When generated, this is what the condition checker looks like:
```cpp
void $__lldb_expr(void *$__lldb_arg)
{
/*lldb_BODY_START*/
if (condition) {
__builtin_debugtrap();
};
/*lldb_BODY_END*/
}
```
#### Argument Builder
The conditional expression will often refer to local variables, and the
references to these variables need to be tied to the instances of them in the
current frame.
Usually the expression evaluator invokes the __Materializer__ which fetches
the variables values and fills the `$__lldb_arg` structure.
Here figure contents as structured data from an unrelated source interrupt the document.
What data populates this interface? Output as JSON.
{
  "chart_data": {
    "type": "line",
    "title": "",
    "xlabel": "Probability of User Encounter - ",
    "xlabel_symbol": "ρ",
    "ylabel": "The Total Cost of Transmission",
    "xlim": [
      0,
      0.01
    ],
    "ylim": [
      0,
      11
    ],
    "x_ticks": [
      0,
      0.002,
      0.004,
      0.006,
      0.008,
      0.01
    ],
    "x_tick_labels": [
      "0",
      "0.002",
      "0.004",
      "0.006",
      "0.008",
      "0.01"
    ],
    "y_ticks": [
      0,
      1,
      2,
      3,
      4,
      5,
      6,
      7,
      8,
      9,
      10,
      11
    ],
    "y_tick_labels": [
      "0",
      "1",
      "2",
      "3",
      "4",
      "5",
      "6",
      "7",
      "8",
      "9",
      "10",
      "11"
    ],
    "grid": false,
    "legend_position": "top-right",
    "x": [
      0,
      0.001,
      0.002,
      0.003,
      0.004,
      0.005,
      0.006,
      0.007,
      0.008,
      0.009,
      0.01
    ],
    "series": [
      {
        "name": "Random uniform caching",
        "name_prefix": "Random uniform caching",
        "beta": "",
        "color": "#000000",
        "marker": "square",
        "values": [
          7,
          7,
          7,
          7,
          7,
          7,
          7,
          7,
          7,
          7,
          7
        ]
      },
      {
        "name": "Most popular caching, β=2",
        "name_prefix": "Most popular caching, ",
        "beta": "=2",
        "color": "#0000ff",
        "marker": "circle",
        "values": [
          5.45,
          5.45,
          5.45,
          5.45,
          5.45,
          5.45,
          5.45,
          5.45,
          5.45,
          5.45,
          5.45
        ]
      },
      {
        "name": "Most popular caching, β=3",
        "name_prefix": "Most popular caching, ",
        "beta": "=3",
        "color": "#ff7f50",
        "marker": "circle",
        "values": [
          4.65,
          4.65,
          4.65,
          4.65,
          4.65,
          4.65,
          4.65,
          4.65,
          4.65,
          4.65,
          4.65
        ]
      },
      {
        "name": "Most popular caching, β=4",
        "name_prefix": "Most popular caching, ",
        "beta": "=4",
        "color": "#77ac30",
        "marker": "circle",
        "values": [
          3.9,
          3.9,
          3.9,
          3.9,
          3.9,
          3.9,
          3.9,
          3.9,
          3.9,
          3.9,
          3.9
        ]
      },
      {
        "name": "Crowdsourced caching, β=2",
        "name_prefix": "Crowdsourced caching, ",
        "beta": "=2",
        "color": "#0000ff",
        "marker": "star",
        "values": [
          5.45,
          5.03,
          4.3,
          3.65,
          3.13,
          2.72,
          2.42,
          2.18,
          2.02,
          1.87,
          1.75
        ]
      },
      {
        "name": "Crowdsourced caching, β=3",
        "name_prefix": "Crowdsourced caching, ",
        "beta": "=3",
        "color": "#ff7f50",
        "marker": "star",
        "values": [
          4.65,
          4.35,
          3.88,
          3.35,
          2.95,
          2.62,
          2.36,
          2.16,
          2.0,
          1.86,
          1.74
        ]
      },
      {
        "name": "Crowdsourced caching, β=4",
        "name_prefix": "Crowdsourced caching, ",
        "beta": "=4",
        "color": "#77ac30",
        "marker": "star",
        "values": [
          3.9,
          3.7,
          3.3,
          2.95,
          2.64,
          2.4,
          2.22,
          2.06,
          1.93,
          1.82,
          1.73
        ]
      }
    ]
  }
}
But since we don't
want to switch contexts, LLDB has to resolve used variables by generating code
that will initialize the `$__lldb_arg` pointer, before running the condition
checker.
That's where the __Argument Builder__ comes in.
The argument builder uses an `UtilityFunction` to generate the
`$__lldb_create_args_struct` function. It is called by the Trampoline
before the condition checker, in order to resolve variables used in the
condition expression.
`$__lldb_create_args_struct` will fill the `$__lldb_arg` in several steps:
1. It takes advantage of the fact that LLDB saved all the registers to the
stack and map them in an `register_context` structure.
```cpp
typedef struct {
// General Purpose Registers
} register_context;
```
2. Using information from the variable resolver, it allocates a memory stub
that will contain the used variable addresses.
3. Then, it will use the register values and the collected metadata to
compute the used variable address and write that into the
newly allocated structure.
4. Finally the allocated structure is returned to the trampoline, which will
pass it as an argument to the injected condition checker.